O mês de março marca as comemorações pelo Dia Internacional da Mulher. Ao longo deste período, vamos conhecer as jornadas de quatro profissionais de áreas do conhecimento ligadas ao STEM. A sigla, em inglês, traduz carreiras relacionadas a Ciências, Tecnologia, Engenharia e Matemática, historicamente marcadas pela predominância de homens.

O mundo está em constante movimento — e entendemos a necessidade de transformar e nos adaptar a essa nova realidade, onde a mulher é, também, protagonista de jornadas incríveis. A analista de petróleo Fernanda Felix Trindade é uma inspiração para outras mulheres ingressarem no fantástico mundo da ciência. Confira o que ela tem a dizer:

“Eu sei que, nesse tipo de depoimento, é comum as pessoas começarem dizendo: 'eu sempre quis ser [coloque aqui sua profissão]'. Na época do vestibular, a química era meu plano B. Eu queria estudar eletrônica, mas não passei. Sempre me senti mais atraída pelo 'M' (matemática) do que pelo 'S' (ciência).”

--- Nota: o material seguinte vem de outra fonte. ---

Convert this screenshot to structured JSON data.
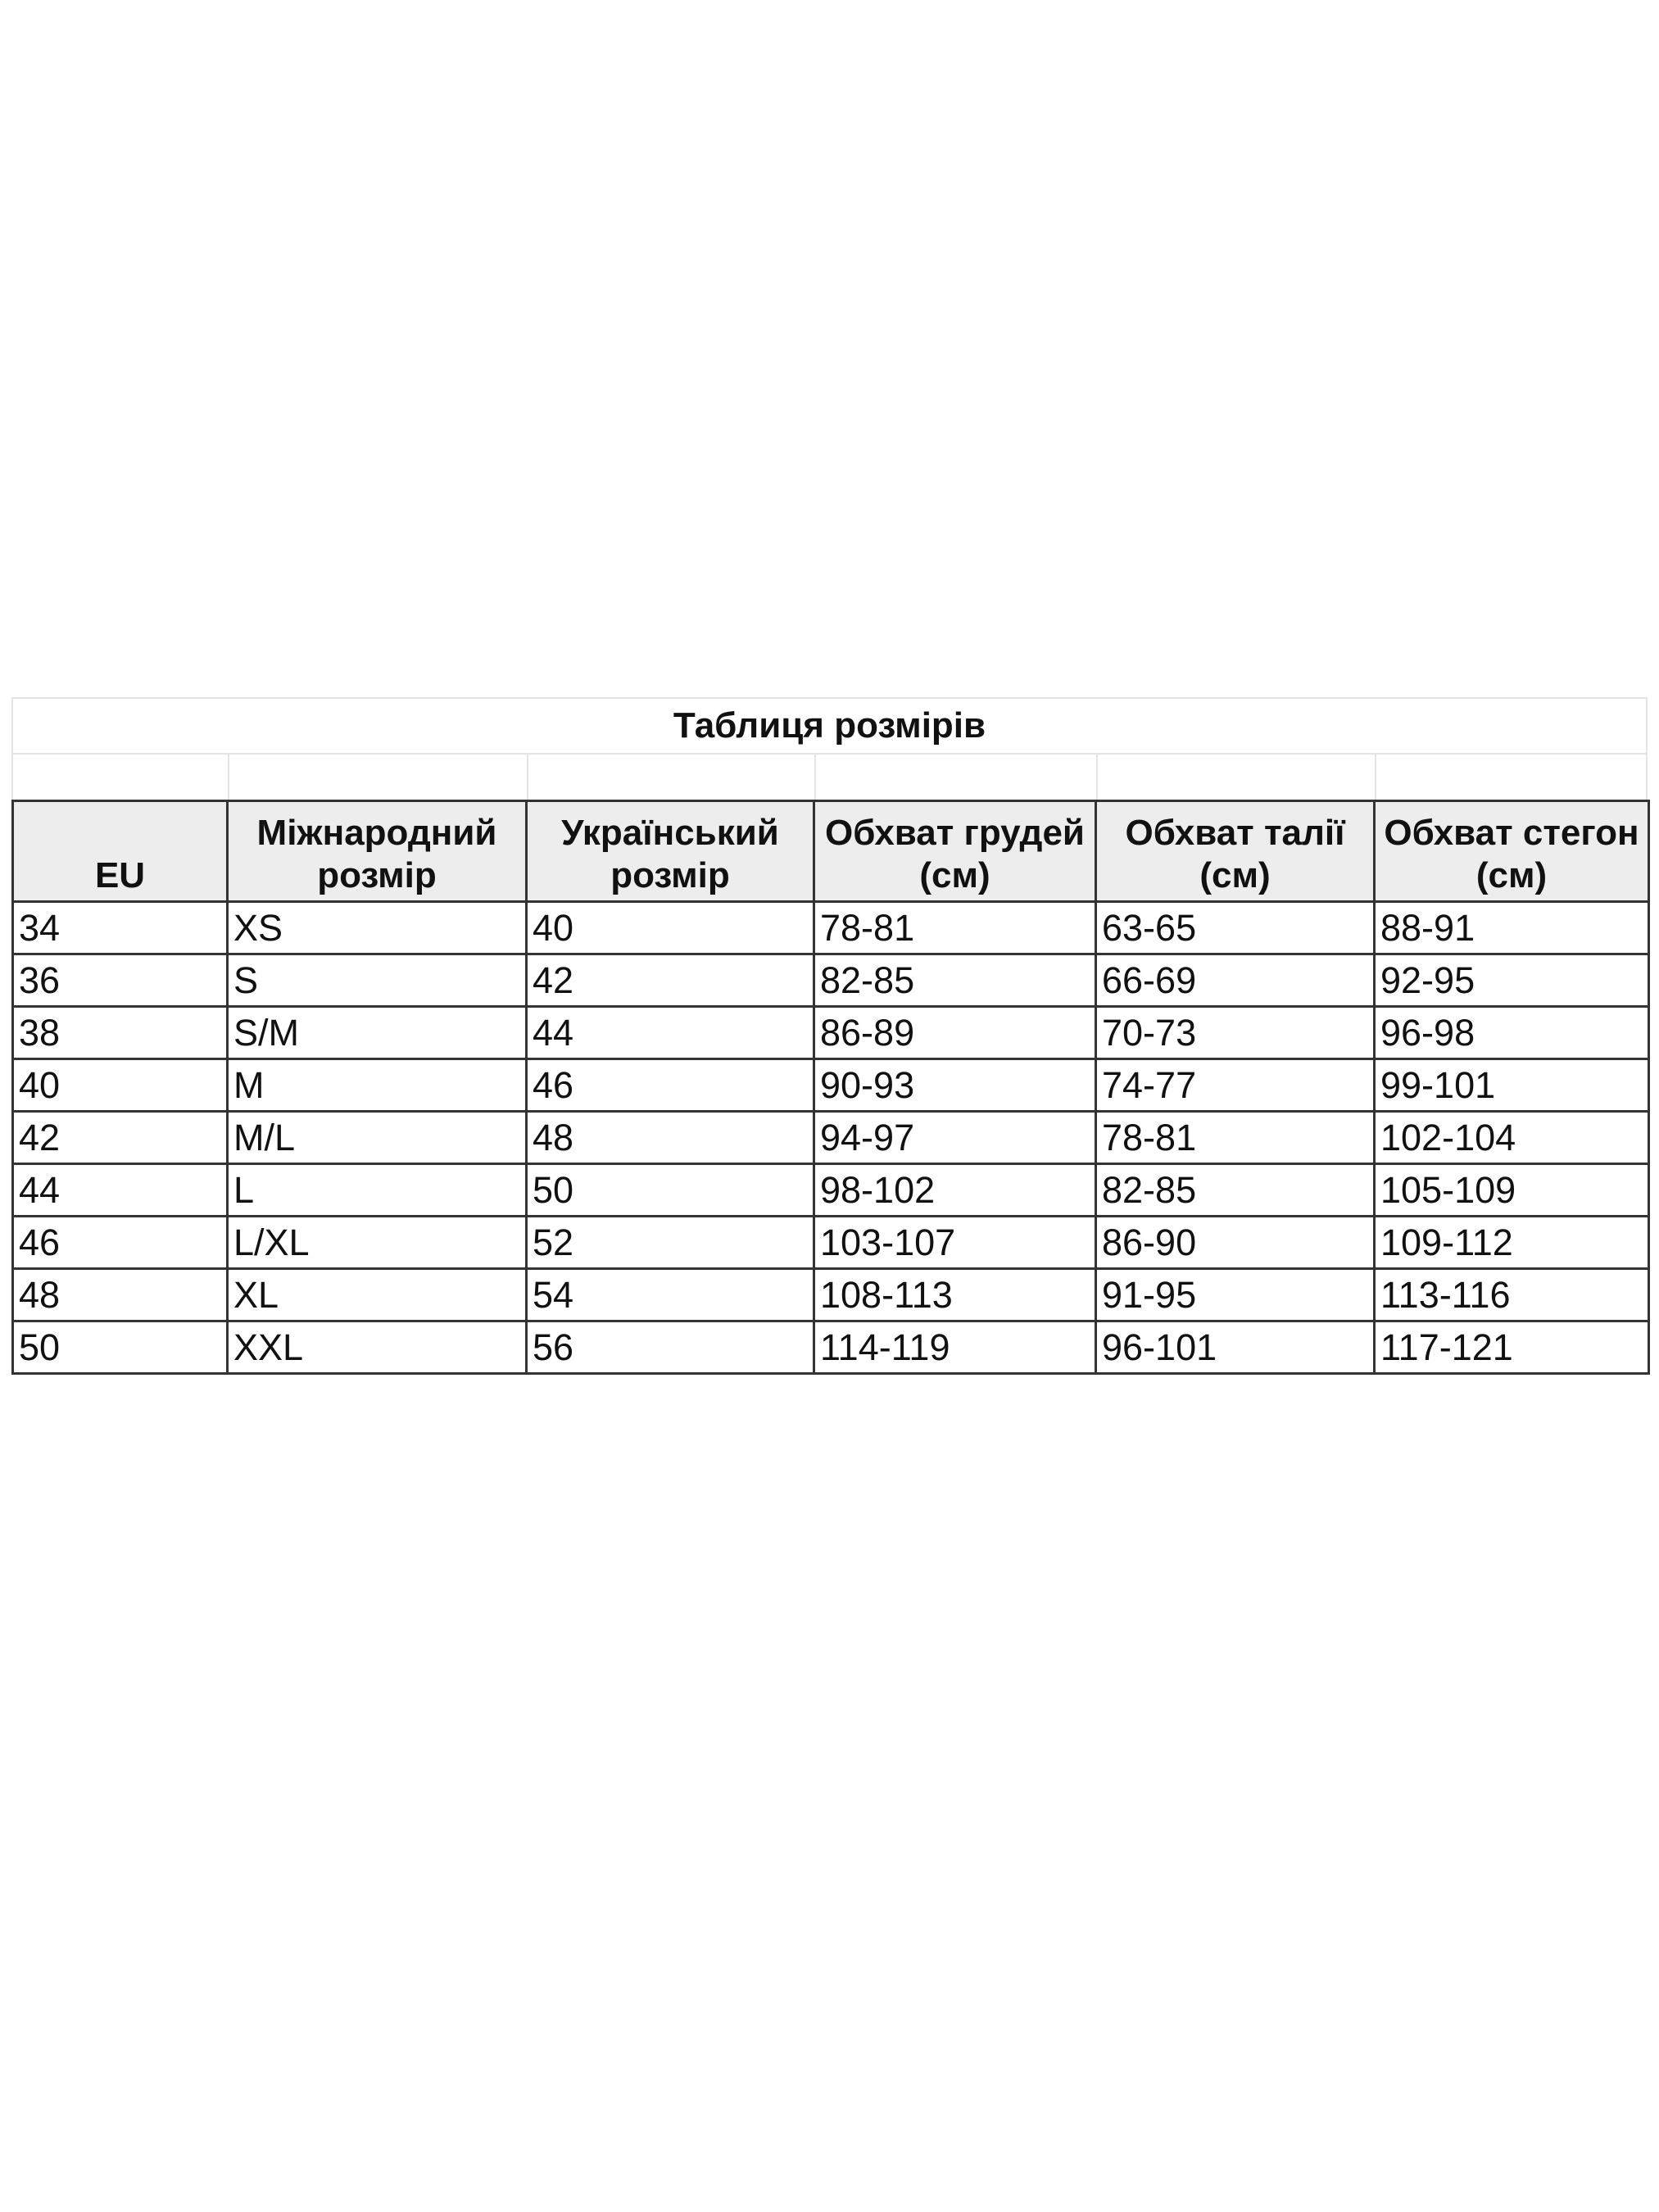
{
  "title": "Таблиця розмірів",
  "headers": [
    "EU",
    "Міжнародний розмір",
    "Український розмір",
    "Обхват грудей (см)",
    "Обхват талії (см)",
    "Обхват стегон (см)"
  ],
  "rows": [
    [
      "34",
      "XS",
      "40",
      "78-81",
      "63-65",
      "88-91"
    ],
    [
      "36",
      "S",
      "42",
      "82-85",
      "66-69",
      "92-95"
    ],
    [
      "38",
      "S/M",
      "44",
      "86-89",
      "70-73",
      "96-98"
    ],
    [
      "40",
      "M",
      "46",
      "90-93",
      "74-77",
      "99-101"
    ],
    [
      "42",
      "M/L",
      "48",
      "94-97",
      "78-81",
      "102-104"
    ],
    [
      "44",
      "L",
      "50",
      "98-102",
      "82-85",
      "105-109"
    ],
    [
      "46",
      "L/XL",
      "52",
      "103-107",
      "86-90",
      "109-112"
    ],
    [
      "48",
      "XL",
      "54",
      "108-113",
      "91-95",
      "113-116"
    ],
    [
      "50",
      "XXL",
      "56",
      "114-119",
      "96-101",
      "117-121"
    ]
  ]
}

Depois de tentar outros cursos, Fernanda vislumbrou um futuro trabalhando na Petrobras, transformando o plano B em plano A.

“Percebi que a ideia de entrar numa empresa e começar a trilhar o caminho para a independência financeira era algo importante para mim. Foi só nessa época, à medida que meu contato com a química foi se tornando mais intenso, no dia-a-dia do laboratório, que entrei num relacionamento sério com ela”, afirma.

Os olhos de Fernanda, que trabalha há 17 anos com análise de petróleo no Cenpes, nosso Centro de Pesquisas, brilham ao comentar sua trajetória e o trabalho no laboratório: “Tenho muito orgulho de minhas conquistas profissionais e do espaço que conquistei enquanto mulher. E, se é importante ainda ressaltar esse enquanto mulher, é porque, a despeito de todas as conquistas das últimas décadas, dos direitos que garantiram um tratamento mais igualitário para mulheres e homens no mundo do trabalho, ainda temos muito para avançar”.

A analista ressalta que a desigualdade está presente nos aspectos culturais e se manifesta em pequenos gestos, hábitos e regras não escritas que fazem com que, ainda hoje, a mulher seja vista com desconfiança na hora de ocupar uma posição de liderança.

“Às vezes, parece que os homens se esquecem do privilégio que têm ao poderem se dedicar exclusivamente ao trabalho. Esquecem de refletir que isso muitas vezes só acontece porque existe uma mulher cuidando das coisas para que ele possa se concentrar. A dupla jornada é uma realidade para a maioria das mulheres. E a gente não pode simplesmente continuar assumindo isso como natural para relegar as mulheres ao segundo plano no mundo do trabalho. Queremos ser profissionais e mães. Queremos trabalhar e cuidar das pessoas que amamos. E não queremos que isso coloque em dúvida nossa competência, nossa capacidade de realizar e liderar.
"Minha filha está hoje seguindo meus passos profissionais, assim como segui os da minha irmã. Em breve, teremos mais uma química na família. Isso me faz pensar em como ter uma referência é importante para aumentar a participação das mulheres nesse universo. Fico feliz por tê-la inspirado dessa forma. E tudo que eu quero, é que ela possa ir ainda mais longe do que fui”

Fernanda é otimista e acredita que o futuro é feminino. “Minha filha é mais feminista que eu — como eu fui mais que minha mãe e, minha mãe, mais que minha vó. E quando falo em feminismo, falo dessa luta por direitos iguais. Só isso. Esqueçam os estereótipos. A gente não precisa ter medo disso. Vai ser melhor pra todo mundo”, finaliza.